2. Es geht zurück auf den Schweizer Pädagogen Jürgen Reichen (siebziger Jahre des 20. Jahrhunderts).
3. Danach galten Diktate als verpönt, und bei den Schülern konnte der Eindruck entstehen, als sei richtiges Schreiben nicht so wichtig.
4. Heinz-Peter Meidinger (Vorsitzender des Deutschen Philologenverbands): „Die derzeitige Generation von Schülern liest und schreibt so wenig wie keine zuvor, zumindest, was volle, komplexere Sätze betrifft.“
5. Es soll wieder auf korrekte Rechtschreibung geachtet werden.
6. Richtiges Schreiben steht für Zuverlässigkeit, Verlässlichkeit und Ordnungssinn.
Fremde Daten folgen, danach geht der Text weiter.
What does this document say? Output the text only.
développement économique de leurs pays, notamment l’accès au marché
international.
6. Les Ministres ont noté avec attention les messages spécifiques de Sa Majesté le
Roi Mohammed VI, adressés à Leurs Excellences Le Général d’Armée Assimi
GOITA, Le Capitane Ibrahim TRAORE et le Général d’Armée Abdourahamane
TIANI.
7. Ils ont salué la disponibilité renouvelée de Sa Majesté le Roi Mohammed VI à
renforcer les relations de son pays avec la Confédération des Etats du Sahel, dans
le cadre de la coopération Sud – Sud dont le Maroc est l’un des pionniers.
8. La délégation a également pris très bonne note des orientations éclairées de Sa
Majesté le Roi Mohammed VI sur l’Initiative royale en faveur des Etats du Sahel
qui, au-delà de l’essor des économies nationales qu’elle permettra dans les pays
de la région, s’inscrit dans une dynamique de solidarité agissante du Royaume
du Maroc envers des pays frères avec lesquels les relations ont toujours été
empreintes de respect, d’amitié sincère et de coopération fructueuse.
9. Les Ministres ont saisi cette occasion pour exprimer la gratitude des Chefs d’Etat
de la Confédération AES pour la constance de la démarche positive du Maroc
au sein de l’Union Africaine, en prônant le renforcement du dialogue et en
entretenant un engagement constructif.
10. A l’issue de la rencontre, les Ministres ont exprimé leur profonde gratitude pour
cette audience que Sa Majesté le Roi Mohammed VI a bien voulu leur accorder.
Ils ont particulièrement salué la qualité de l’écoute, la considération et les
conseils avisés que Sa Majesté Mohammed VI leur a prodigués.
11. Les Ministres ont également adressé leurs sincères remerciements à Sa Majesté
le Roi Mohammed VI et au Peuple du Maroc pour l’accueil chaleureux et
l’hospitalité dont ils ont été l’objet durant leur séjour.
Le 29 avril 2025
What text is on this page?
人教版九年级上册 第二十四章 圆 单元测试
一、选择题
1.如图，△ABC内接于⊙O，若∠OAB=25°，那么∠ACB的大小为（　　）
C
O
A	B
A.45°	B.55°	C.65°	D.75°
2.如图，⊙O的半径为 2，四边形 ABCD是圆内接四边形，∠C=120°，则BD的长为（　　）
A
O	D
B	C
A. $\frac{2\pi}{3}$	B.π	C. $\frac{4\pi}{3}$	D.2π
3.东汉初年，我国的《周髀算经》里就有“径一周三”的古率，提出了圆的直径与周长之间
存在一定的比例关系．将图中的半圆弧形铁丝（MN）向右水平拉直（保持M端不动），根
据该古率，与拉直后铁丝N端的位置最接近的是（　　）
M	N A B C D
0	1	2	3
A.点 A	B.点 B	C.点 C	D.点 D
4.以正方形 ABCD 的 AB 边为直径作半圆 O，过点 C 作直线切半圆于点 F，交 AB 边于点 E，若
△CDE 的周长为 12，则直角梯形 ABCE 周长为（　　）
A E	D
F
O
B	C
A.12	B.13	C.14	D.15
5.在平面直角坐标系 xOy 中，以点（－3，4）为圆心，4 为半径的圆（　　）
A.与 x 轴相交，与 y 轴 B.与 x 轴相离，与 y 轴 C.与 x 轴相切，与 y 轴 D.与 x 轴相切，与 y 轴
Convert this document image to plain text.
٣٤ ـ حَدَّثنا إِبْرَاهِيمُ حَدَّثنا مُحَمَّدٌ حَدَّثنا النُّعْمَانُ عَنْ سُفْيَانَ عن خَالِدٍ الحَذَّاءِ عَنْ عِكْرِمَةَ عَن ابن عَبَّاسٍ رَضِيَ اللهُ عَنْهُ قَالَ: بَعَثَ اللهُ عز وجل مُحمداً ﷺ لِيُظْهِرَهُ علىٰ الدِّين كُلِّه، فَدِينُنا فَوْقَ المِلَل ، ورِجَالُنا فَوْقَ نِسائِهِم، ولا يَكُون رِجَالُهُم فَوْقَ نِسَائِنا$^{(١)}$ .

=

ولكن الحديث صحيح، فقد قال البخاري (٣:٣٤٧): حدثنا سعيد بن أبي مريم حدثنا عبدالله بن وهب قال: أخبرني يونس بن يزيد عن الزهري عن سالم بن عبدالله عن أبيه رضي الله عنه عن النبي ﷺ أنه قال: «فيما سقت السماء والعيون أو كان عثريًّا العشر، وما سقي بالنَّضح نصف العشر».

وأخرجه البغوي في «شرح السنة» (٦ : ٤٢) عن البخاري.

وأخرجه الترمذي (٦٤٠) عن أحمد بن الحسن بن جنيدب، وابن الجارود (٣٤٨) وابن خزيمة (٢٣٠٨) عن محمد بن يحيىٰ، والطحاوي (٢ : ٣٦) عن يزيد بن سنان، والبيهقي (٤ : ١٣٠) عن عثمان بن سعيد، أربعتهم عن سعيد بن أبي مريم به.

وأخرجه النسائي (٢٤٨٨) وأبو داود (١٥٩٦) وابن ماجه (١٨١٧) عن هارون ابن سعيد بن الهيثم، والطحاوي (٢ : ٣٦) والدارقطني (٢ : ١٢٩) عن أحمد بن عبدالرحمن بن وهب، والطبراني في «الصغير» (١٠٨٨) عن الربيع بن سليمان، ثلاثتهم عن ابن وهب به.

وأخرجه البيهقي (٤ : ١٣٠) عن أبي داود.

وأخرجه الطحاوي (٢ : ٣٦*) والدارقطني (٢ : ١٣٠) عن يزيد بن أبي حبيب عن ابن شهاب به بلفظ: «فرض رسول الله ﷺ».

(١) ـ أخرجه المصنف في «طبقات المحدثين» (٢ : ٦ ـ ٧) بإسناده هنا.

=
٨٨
7. Susanne Eisenmann (Kultusministerin von Baden-Württemberg), CDU: „In Mathe war zwei und zwei schon immer vier und nicht ungefähr vier. So muss es auch im Deutschunterricht sein.“
8. Ties Rabe (Schulsenator Hamburg) SPD: „Viele Lehrer haben zu lange geglaubt, dass Kinder richtiges Schreiben mit Hilfe genialer Unterrichtsmethoden im Vorbeigehen lernen. Aber Rechtschreibung muss man echt üben.“
9. „Schreiben nach Gehör“ hat vor allem Kinder mit Migrationshintergrund und Kinder aus bildungsfernen Schichten benachteiligt, weil diese Anderes und anders hören als das Bildungsbürgertum.
10. Korrektes Schreiben dient der Ausbildung und dem Studium (FAS 6.8.17).